In the same way that every political scandal since Nixon's Watergate has been called some '-gate' or the other; or all mainstream movie industries after Hollywood get a '-wood' suffixed to their first alphabet.
Speaking of which, this is not a typically Hollywood/Bollywood/Kollywood kinda series. Remarkably engaging yet understated, shorn of filminess/flamboyance—with a subtle plus striking background score; pithy but powerful lines; and a smart production design that naturally captures the unchanged landscape of South Bombay—the portrait of Harshad Mehta that emerges through the series is a lot closer to how he would've actually been; fitting into the times that were a-changin'.

Totally opposite of say a coke-snorting Leo in Wolf of Wall Street—he's a teetotaler, vegetarian, quietly scheming number-cruncher, whose idea of a party is Thums Up served with a Bachchan song. It is the reality for a lot of India's top businessman; why, even politicians. They derive their high from something greater/dangerous/unknown/divine, perhaps. One could argue that the script ends up humanising the crook Harshad Mehta in return. But then, he was human; no?

For a wider theme, Scam 1992 seems pitched as more of an insider-outsider story—set in the gated markets, once controlled by the old elite. It's the same worldview that framed the fairytale biopic of another middleclass hero from the same timeline—Dhirubhai Ambani, in Mani Ratnam's Guru (2007), with Abhishek Bachchan as Ambani Sr. Bachchan Jr, I'm told, is also slated to play Harshad Mehta in a forthcoming biopic, The Big Bull, which I can't imagine being similar to this.

For inspiration this one draws more from another journalistic procedural, All The President's Men (1976; on the aforementioned Watergate scandal), if you may. Given that The Times of India reporter Sucheta Dalal—chasing leads to a scam, through all its complicated financial jugglery, and a star source—forms a parallel point of view. The series is chiefly based on Dalal and Debashish Basu's book of roughly the same name. As stories go, this is the sort that one instantly dubs as 'ballsy' or 'bold'.

Because it doesn't once shy away from naming names. Actually it does, once—naming Apollo Tyres, Polo Steel.
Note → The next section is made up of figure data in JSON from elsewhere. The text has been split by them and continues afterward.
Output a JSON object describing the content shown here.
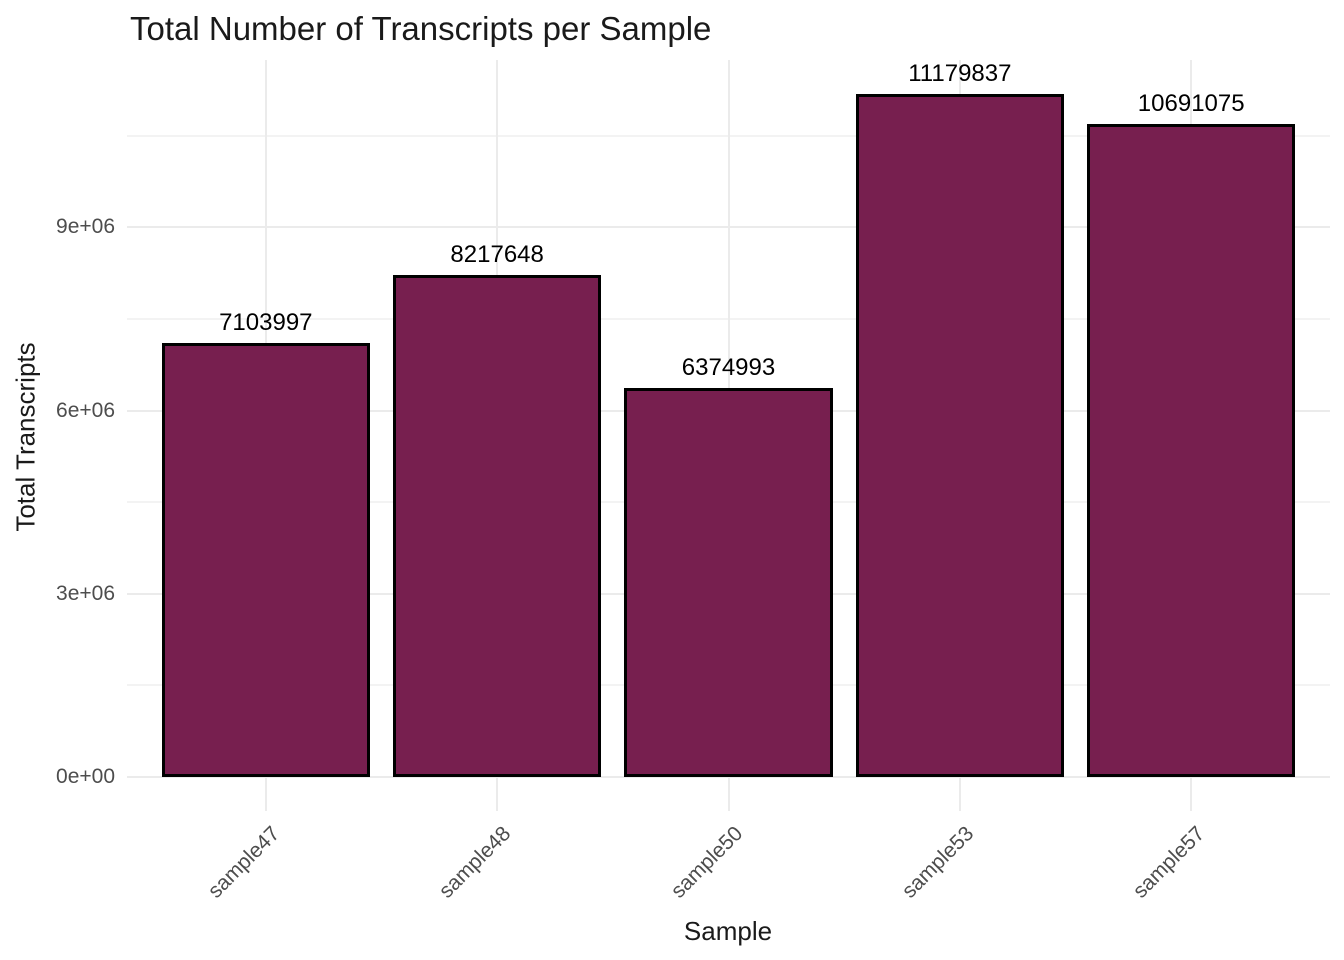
{
  "chart_data": {
    "type": "bar",
    "title": "Total Number of Transcripts per Sample",
    "xlabel": "Sample",
    "ylabel": "Total Transcripts",
    "categories": [
      "sample47",
      "sample48",
      "sample50",
      "sample53",
      "sample57"
    ],
    "values": [
      7103997,
      8217648,
      6374993,
      11179837,
      10691075
    ],
    "bar_labels": [
      "7103997",
      "8217648",
      "6374993",
      "11179837",
      "10691075"
    ],
    "y_ticks": [
      {
        "value": 0,
        "label": "0e+00"
      },
      {
        "value": 3000000,
        "label": "3e+06"
      },
      {
        "value": 6000000,
        "label": "6e+06"
      },
      {
        "value": 9000000,
        "label": "9e+06"
      }
    ],
    "y_minor_ticks": [
      1500000,
      4500000,
      7500000,
      10500000
    ],
    "ylim": [
      0,
      11738829
    ],
    "grid": "on",
    "legend_position": "none",
    "bar_width_fraction": 0.9,
    "colors": {
      "bar_fill": "#771F4F",
      "bar_stroke": "#000000",
      "grid_major": "#EBEBEB",
      "grid_minor": "#F3F3F3",
      "tick_text": "#4D4D4D",
      "title_text": "#1A1A1A",
      "background": "#FFFFFF"
    }
  }
}
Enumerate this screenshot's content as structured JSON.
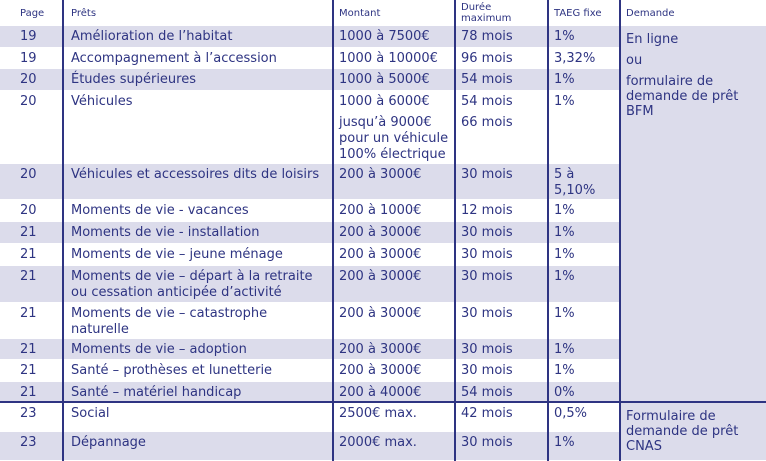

Which is mildly unfair for all the other dirty linen being washed on screen—from crooks at Citibank, CBI, SBI, UTI, all through the corporate maze, into favoured stocks, namely SPIC, ACC, ONGC, Coal India...

What you see is what you get. Making this appear to me as a much-awaited, respectful age of intelligent television, which unsurprisingly also coincides with a golden phase for discovering gems for acting talents—series after series.

In this case, the disarmingly natural leads, Pratik Gandhi (as Mehta), Shreya Dhanwanthary (as Dalal), to start with; but stretching across to the entire ensemble cast, curated with such precision and care—Harshad's brother Ashwin, their wives, the bears of Dalal Street, the suits in Bombay bardrooms, the babus from Delhi…

They keep you hooked with their casual charm, cool patois, in what's a detailed financial procedural—never deviating from the main stock of trade; at no moment overwhelming you with jargon. Unsentimental, thoroughly rigorous in its aim to be authentic; and as they say for novels, now true for a series such as this—unputdownable! Well done, Mr Mehta (clearly topped Aligarh, his previous best). Just so you know which Mehta I'm talking about!